Fremde Länder, Tiere und exotische Syntax

Musik Bizarr-schöne Namen sind Jens Rachuts Spezialität. Seine Bands hießen Dackeblut und Oma Hans. Nun erscheint "Trüffelbürste" seines Projekts Nuclear Raped Fuck Bomb
Ausgabe 25/2013
Fremde Länder, Tiere und exotische Syntax

Foto: Kerstin Behrendt

Punk war immer auch Parole: „Deutschland muss sterben, damit wir leben können“ oder „No Future“. Und natürlich: „Hey, Ho, Let’s Go!“ Was so anschlussfähig wie unterkomplex war, dass sich ein Teil der frühen Protagonisten bald in Richtung Kunst verabschiedete. Die Überbleibsel wirkten oft bemitleidenswert und verknöchert – das Gegenteil dessen, wofür Punk einmal angetreten war. Gleichwohl kennt die deutsche Szene eine Handvoll Bands, die sich etwas von der alten Renitenz bewahrt haben, ohne stehen zu bleiben. Neben EA80 gehörten dazu stets die Bands des Hamburgers Jens Rachut.

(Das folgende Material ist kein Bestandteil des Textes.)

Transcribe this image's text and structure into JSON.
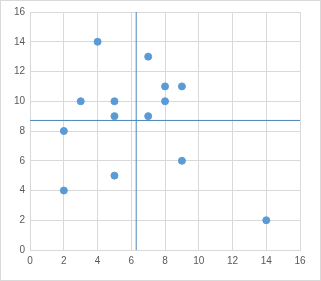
{
  "chart_data": {
    "type": "scatter",
    "x": [
      2,
      2,
      3,
      4,
      5,
      5,
      5,
      7,
      7,
      8,
      8,
      9,
      9,
      14
    ],
    "values": [
      8,
      4,
      10,
      14,
      10,
      9,
      5,
      13,
      9,
      11,
      10,
      11,
      6,
      2
    ],
    "color": "#5b9bd5",
    "vline": 6.29,
    "hline": 8.71,
    "xlim": [
      0,
      16
    ],
    "xticks": [
      0,
      2,
      4,
      6,
      8,
      10,
      12,
      14,
      16
    ],
    "ylim": [
      0,
      16
    ],
    "yticks": [
      0,
      2,
      4,
      6,
      8,
      10,
      12,
      14,
      16
    ],
    "grid": true
  }
}
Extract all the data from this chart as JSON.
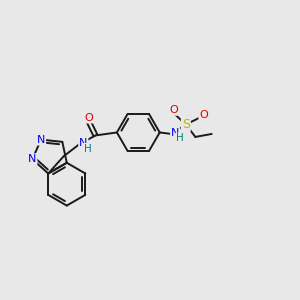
{
  "bg_color": "#e8e8e8",
  "bond_color": "#1a1a1a",
  "n_color": "#0000ee",
  "o_color": "#dd0000",
  "s_color": "#bbbb00",
  "nh_color": "#008080",
  "lw": 1.4,
  "figsize": [
    3.0,
    3.0
  ],
  "dpi": 100,
  "xlim": [
    0,
    10
  ],
  "ylim": [
    0,
    10
  ]
}
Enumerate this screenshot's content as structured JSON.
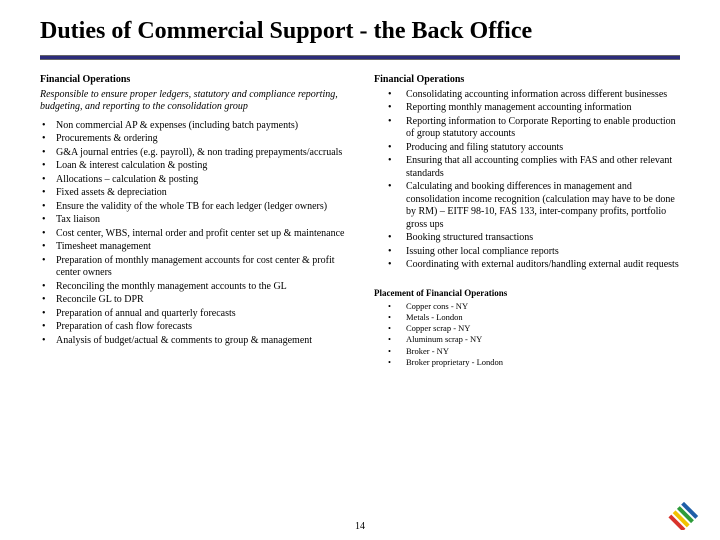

Interviews gibt Rachut, der kommendes Jahr 60 wird, nur in Ausnahmefällen. „Ich habe einfach keine Lust, mich mitzuteilen“, soll er einmal gesagt haben. Aber macht einer keine Mitteilungen, der seit den Achtzigern in Bands singt und über zehn Jahre Theater und Hörspiele macht?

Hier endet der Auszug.